Страница 17 из 22
Глава 20. Благословение сестры
Приехав к Лидке, Алексей быстро выкинул все мысли про других и про государство, а занялся своими непосредственными делами, из которых первое было – идти в ЗАГС расписаться. Решили идти без ребенка, чтобы не дразнить гусей общественности.
После, как мать и обещала, мы поехали на главную улицу Москвы, в студию фотографии, делать семейное фото.

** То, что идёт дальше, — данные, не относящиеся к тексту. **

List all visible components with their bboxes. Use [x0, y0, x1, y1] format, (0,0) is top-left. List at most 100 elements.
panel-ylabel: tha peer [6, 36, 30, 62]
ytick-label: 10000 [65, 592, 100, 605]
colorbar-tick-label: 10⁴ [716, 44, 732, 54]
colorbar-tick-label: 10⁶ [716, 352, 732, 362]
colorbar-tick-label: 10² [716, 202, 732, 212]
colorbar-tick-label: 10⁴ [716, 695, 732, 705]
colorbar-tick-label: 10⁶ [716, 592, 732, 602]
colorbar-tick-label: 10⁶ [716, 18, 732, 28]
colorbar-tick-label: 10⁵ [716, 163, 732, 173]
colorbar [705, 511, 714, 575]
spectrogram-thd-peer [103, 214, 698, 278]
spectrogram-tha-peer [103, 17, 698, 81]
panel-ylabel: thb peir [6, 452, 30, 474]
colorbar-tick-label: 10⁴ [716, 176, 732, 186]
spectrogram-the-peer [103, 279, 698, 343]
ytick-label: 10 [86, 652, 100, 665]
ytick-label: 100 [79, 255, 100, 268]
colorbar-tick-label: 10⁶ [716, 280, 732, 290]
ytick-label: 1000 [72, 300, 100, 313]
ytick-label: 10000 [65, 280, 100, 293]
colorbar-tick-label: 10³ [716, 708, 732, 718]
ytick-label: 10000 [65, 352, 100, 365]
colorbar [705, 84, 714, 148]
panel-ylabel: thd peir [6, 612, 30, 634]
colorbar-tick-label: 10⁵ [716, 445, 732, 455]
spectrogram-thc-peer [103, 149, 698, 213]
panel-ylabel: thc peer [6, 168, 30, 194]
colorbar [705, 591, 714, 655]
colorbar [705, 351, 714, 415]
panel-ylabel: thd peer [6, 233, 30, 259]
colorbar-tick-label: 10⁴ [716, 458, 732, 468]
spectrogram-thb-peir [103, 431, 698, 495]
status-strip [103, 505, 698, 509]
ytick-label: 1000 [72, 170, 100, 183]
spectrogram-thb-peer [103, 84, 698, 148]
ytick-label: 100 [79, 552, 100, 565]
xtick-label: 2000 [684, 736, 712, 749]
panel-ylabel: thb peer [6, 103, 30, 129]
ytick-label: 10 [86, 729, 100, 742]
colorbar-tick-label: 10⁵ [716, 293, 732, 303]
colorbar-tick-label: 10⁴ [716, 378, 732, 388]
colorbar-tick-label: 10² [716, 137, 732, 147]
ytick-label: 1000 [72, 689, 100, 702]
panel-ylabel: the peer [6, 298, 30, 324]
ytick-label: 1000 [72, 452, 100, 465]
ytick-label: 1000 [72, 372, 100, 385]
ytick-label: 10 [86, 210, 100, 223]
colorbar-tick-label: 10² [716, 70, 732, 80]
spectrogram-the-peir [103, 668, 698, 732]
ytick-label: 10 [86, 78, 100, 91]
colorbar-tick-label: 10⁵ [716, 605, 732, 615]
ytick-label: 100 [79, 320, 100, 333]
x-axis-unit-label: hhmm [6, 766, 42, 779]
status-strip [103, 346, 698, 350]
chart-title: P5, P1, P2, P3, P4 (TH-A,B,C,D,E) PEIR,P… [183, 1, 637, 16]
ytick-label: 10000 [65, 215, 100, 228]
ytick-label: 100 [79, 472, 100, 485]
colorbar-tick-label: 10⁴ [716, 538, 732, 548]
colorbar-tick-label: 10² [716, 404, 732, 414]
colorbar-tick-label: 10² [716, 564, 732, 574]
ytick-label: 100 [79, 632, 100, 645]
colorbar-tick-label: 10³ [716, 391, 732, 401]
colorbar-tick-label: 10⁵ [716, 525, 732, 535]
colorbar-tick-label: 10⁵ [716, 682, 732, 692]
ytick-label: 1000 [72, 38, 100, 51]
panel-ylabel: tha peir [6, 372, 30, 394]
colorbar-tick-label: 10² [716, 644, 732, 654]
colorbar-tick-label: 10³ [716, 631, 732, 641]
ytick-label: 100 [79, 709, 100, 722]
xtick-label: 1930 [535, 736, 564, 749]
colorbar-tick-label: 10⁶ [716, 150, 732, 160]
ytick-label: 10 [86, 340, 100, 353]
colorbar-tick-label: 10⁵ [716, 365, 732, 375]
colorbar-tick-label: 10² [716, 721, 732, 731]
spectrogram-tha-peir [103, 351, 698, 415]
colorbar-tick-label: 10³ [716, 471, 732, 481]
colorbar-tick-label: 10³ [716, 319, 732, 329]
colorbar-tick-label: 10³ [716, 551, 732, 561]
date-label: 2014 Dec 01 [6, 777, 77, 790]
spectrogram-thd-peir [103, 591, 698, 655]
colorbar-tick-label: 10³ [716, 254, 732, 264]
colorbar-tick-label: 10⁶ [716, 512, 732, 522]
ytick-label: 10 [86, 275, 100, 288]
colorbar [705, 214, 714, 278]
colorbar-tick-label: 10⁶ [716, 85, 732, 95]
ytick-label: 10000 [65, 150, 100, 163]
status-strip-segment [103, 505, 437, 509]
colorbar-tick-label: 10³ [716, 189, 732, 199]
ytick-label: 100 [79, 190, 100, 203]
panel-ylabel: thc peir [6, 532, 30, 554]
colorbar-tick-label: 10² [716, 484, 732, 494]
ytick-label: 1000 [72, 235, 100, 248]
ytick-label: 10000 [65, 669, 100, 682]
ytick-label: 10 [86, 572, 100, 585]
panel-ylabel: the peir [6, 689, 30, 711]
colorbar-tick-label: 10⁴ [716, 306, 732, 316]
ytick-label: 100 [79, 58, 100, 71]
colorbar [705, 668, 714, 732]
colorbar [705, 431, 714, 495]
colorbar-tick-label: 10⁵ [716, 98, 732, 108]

Какой-то вертлявый человечек сначала предлагал варианты:
– Вам коричневые или черные?
Потом повел в черную комнату, рассадил всех, как манекенов, меня в середину, по-семейному. И мы получились отвратительными муляжами самих себя.
А на главной улице города мне было совсем не интересно. И угловой гастроном, куда пару раз заходили мы с матерью за живой рыбой, когда ездили к ней на работу, на весовую площадку, – не по нравился. Не сам по себе, а потому, что дядя Леша не захотел туда заходить, и у меня испортилось настроение. Я в расстройстве даже любимое свое здание вокзала с его башенками и с большим витражом в одном из павильонов не рассмотрел.
Дома мать стала рассказывать, зачем эти фотки нужны: это будут верительные грамоты в обеих семьях, удостоверяющие ее как жену – в дедовой семье, а его – как мужа – в его семье. В деревнях принято дарить такие фотки, чтобы люди рассказывали друг другу, кто с кем в каком родстве состоит. Понятно?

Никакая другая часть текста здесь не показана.